Here, I am reminded of an acquaintance who is quite vocal in his assertion that he is “completely honest with everyone”. As he lays his truth on people, he declares proudly, “A spade is a spade. I call them as I see them and let the chips fall where they may.” What amazes me is that he does not see that people cringe at his approach; he has a very dark aura. His honesty can be brutal and without empathy. He does not seem at all authentic, but rather appears uncomfortable and self-serving.
There is a direct correlation between aura and empathy. In the case of my meeting with the Aga Khan, I never found out much about him because he wanted to talk about my new hospital and the issues we were facing. He wanted to talk about how the poor children of Bangladesh would obtain quality education. His comfort was in his choice of conversation. I was attracted to him because I saw and felt his empathy for others and me. The Beach Bum was popular because he showed real interest in those who joined him on the beach. We were there to enjoy life and he opened avenues to us. Build your Leader aura by strengthening your empathy. You do this in two ways: one, really think about the feelings of others, and, two, show people that they matter to you.
Whom do you care for and about? Aura has a discrete component of “caring”. Put this to the test. The next time you meet someone ask yourself the question, “Who do they care about?” You will have a preliminary, if not correct, answer. You will have an immediate sense of whether that persons’ “caring focus” is inward or outward. It will influence your initial perception of them. You will be feeling a component of their aura. Incidentally, if you are committed to being a leader and working in that direction, you will be paying positive attention to people and your “caring focus” will be perceived increasingly as outward.
Aura exudes from respect. People will know immediately if you truly respect them. They will know this by how respectful you are with them. The Aga Khan greeted me before I greeted him. I could feel his respect for me in his handshake. When I saw the Bum for the first time every day on the beach, I could feel his respect, his value of me, in his greeting. Granted respect was an intrinsic element of both auras.

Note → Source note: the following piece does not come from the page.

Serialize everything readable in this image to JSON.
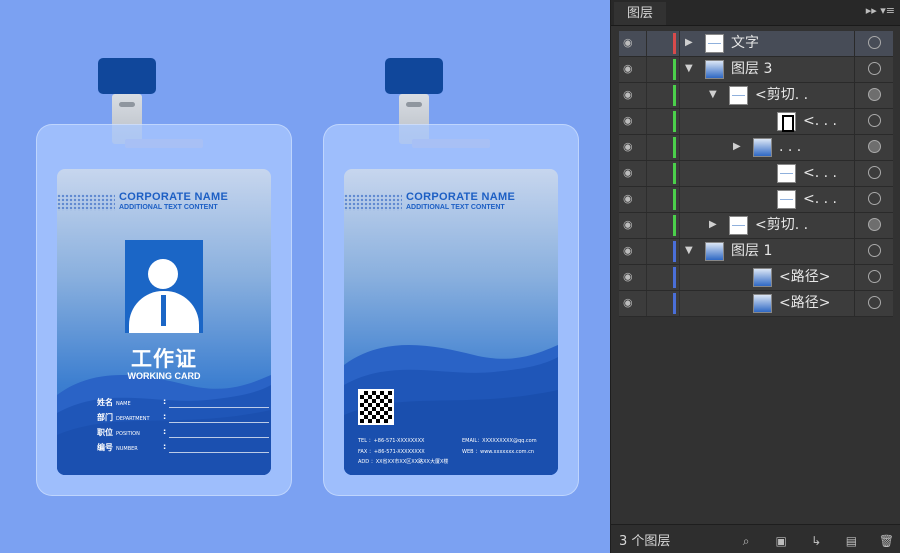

If you want to build an aura, become an aura analyzer. Pay attention to how people make you feel when you cross their path. Whether they make you feel good or they make you feel bad, ask yourself, “why?” Just thinking about this will have an impact on you. You cannot then help, thereafter, but always think about how you are affecting people. “Feel” for things like authenticity, caring, respect, and trust. These considerations are exercise for building your own leader aura.